Influence- and Interest-based Worker Recruitment in Crowdsourcing using Online Social Networks
Ahmed Alagha, Shakti Singh, Hadi Otrok, Rabeb Mizouni
TL;DR
The paper addresses the cold-start and low participation problems in Mobile Crowdsourcing by proposing IIWRS, an OSN-assisted recruitment system. It introduces a GA-based, group-aware Influence Maximization stage to select influencer groups by maximizing the group score $R(g) = \sqrt[3]{D^V(g) \times I^V(g) \times U^V(g)}$, followed by information diffusion under the Independent Cascade model to form a pool of candidate workers, and a dynamic, interest-aware recruitment stage that maximizes the per-worker QoS ${QoS}_j^W = \sqrt[4]{ {RE}_j^W \times {IL}_j^W \times {\tau}_j^W \times Rep_j^W }$ with a travel-time dependent $\tau_j^W$. The approach is evaluated on real OSN data (Twitter-derived) and MCS task datasets, demonstrating up to 15% and 20% improvements in IM metrics and up to 88x QoS gains over baselines like SWRS, GRS, and their dynamic variants. The work shows that integrating group-based influencer selection, interest alignment, diffusion-based pooling, and dynamic substitution yields robust, scalable recruitment capable of mitigating cold-start and low-task-acceptance challenges in MCS. The proposed framework has practical impact for deploying OSN-driven recruitment in location-based and crowdsourcing tasks with heterogeneous domain needs.
Abstract
Workers recruitment remains a significant issue in Mobile Crowdsourcing (MCS), where the aim is to recruit a group of workers that maximizes the expected Quality of Service (QoS).
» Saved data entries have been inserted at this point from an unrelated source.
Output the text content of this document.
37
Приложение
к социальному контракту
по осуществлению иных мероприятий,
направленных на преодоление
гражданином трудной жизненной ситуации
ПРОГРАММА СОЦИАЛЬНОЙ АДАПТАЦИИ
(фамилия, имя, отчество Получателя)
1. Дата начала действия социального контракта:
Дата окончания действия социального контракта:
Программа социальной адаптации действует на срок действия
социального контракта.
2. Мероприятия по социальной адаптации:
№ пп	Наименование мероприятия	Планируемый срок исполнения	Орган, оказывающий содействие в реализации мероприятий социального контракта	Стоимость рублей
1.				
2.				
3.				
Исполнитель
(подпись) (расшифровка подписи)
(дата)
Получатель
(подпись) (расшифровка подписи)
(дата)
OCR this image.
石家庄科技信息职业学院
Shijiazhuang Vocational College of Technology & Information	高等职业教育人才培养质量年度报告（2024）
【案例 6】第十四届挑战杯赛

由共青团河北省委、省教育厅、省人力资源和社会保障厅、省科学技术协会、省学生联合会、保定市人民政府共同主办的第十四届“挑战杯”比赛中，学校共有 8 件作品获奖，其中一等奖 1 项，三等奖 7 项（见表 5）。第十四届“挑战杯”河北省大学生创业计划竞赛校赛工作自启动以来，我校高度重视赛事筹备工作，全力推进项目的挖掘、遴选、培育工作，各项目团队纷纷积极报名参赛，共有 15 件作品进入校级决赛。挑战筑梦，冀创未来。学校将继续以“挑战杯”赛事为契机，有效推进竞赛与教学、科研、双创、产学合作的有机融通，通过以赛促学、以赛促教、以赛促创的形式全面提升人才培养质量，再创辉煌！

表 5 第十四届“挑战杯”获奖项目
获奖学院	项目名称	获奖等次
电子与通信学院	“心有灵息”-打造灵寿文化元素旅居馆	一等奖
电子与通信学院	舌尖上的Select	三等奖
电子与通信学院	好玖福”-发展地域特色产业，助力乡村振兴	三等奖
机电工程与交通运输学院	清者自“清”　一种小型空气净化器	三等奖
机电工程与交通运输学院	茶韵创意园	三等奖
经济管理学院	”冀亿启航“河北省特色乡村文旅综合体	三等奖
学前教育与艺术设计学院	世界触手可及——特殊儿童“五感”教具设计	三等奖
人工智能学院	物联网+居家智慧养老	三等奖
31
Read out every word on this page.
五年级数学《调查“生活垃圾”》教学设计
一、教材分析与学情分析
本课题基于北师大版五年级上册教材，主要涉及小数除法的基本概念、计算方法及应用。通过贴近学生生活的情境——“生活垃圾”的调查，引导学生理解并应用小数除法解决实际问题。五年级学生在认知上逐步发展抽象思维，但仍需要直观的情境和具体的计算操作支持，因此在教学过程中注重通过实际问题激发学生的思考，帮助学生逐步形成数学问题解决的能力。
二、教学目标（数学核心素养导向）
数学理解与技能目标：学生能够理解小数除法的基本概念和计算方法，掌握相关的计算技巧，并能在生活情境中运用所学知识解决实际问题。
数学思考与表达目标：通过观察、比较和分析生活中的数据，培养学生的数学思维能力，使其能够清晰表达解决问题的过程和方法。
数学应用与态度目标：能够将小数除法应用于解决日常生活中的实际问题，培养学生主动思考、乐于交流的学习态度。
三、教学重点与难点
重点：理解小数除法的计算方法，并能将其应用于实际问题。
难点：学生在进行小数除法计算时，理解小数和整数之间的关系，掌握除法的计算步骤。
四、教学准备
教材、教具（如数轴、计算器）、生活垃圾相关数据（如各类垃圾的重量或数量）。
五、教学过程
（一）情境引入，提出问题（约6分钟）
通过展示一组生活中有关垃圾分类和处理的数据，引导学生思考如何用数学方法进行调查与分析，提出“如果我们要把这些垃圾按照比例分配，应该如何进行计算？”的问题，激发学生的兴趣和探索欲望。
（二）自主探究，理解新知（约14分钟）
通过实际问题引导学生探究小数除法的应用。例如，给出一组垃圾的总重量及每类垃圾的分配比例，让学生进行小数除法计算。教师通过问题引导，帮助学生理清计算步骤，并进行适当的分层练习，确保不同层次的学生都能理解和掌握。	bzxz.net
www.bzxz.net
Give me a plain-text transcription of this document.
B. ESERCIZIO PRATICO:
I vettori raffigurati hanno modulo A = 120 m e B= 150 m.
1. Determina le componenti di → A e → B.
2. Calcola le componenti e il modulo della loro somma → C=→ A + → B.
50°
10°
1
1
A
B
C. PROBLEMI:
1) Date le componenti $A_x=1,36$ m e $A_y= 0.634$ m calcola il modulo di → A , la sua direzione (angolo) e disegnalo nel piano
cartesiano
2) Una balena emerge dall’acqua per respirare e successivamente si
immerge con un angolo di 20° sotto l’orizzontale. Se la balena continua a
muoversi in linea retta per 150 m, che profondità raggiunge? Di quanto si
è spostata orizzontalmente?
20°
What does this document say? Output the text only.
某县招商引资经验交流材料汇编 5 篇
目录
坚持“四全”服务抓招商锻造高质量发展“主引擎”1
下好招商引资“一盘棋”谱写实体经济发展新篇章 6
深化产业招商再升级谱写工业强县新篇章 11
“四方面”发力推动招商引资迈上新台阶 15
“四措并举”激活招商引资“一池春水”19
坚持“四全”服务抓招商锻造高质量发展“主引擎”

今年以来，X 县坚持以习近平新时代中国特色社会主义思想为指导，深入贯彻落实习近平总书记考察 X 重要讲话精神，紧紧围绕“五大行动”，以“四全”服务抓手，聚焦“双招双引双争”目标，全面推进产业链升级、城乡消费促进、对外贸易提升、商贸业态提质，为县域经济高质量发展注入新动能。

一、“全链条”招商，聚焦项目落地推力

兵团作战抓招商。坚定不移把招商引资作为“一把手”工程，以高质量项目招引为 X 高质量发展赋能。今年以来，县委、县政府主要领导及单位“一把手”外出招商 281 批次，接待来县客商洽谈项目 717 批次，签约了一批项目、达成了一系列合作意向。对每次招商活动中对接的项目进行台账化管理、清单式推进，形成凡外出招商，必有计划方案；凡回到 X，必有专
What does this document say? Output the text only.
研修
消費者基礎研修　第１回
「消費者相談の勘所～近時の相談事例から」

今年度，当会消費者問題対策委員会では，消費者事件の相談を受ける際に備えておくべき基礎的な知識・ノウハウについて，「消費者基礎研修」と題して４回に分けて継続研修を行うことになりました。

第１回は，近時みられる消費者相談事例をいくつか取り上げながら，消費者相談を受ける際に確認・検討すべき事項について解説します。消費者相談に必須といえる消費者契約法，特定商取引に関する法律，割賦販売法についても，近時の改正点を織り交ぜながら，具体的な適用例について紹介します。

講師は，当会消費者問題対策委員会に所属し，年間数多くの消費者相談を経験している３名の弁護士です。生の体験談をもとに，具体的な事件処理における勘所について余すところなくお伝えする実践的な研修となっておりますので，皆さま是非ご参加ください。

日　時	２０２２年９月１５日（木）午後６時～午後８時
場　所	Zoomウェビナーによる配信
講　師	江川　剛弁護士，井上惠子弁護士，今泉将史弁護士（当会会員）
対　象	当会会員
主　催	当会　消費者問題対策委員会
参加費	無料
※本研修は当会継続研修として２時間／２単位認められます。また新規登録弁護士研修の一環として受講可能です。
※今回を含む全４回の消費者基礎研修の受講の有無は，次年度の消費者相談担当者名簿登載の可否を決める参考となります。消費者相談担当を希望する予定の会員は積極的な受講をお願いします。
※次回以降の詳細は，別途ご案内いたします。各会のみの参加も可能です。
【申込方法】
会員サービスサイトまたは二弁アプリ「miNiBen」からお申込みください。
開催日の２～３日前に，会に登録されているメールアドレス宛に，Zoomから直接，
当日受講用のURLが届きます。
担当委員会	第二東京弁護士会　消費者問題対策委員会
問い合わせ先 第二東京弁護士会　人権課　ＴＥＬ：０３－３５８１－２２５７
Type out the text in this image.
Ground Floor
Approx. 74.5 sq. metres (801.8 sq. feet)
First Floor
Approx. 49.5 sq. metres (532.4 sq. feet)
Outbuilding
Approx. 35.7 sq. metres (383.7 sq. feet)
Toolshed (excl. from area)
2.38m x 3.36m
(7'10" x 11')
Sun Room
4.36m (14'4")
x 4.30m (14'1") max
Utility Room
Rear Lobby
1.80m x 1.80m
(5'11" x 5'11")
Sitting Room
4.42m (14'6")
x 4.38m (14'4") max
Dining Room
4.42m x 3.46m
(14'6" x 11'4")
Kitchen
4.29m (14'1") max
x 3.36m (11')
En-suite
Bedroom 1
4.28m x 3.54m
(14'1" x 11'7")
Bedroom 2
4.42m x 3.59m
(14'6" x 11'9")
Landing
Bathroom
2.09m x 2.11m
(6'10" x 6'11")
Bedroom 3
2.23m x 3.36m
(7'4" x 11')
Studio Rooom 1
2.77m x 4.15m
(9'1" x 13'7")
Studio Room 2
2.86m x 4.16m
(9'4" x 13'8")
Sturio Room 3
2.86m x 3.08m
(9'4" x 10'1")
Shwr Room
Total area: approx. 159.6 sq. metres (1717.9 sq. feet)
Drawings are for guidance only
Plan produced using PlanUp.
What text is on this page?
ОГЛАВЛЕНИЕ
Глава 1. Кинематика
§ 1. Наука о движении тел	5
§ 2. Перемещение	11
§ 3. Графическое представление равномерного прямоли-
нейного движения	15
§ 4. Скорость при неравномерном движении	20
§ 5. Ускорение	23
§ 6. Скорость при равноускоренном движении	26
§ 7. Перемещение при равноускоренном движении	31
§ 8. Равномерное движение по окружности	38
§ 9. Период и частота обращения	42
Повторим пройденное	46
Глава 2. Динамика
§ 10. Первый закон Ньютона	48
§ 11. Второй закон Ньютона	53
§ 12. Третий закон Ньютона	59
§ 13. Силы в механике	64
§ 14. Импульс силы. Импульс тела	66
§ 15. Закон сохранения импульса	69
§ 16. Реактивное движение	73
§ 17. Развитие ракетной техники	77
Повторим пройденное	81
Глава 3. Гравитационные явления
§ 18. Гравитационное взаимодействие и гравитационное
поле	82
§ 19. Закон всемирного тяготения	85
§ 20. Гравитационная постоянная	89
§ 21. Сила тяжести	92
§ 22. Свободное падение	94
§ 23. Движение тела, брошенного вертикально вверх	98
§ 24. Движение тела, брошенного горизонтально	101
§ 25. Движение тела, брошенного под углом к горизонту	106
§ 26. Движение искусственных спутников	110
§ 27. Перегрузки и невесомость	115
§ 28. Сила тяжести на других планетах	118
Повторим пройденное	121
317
Current recruitment systems assume that a pre-defined pool of workers is available. However, this assumption is not always true, especially in cold-start situations, where a new MCS task has just been released. Additionally, studies show that up to 96\% of the available candidates are usually not willing to perform the assigned tasks. To tackle these issues, recent works use Online Social Networks (OSNs) and Influence Maximization (IM) to advertise about the desired MCS tasks through influencers, aiming to build larger pools. However, these works suffer from several limitations, such as 1) the lack of group-based selection methods when choosing influencers, 2) the lack of a well-defined worker recruitment process following IM, 3) and the non-dynamicity of the recruitment process, where the workers who refuse to perform the task are not substituted. In this paper, an Influence- and Interest-based Worker Recruitment System (IIWRS), using OSNs, is proposed. The proposed system has two main components: 1) an MCS-, group-, and interest-based IM approach, using a Genetic Algorithm, to select a set of influencers from the network to advertise about the MCS tasks, and 2) a dynamic worker recruitment process which considers the social attributes of workers, and is able to substitute those who do not accept to perform the assigned tasks. Empirical studies are performed using real-life datasets, while comparing IIWRS with existing benchmarks.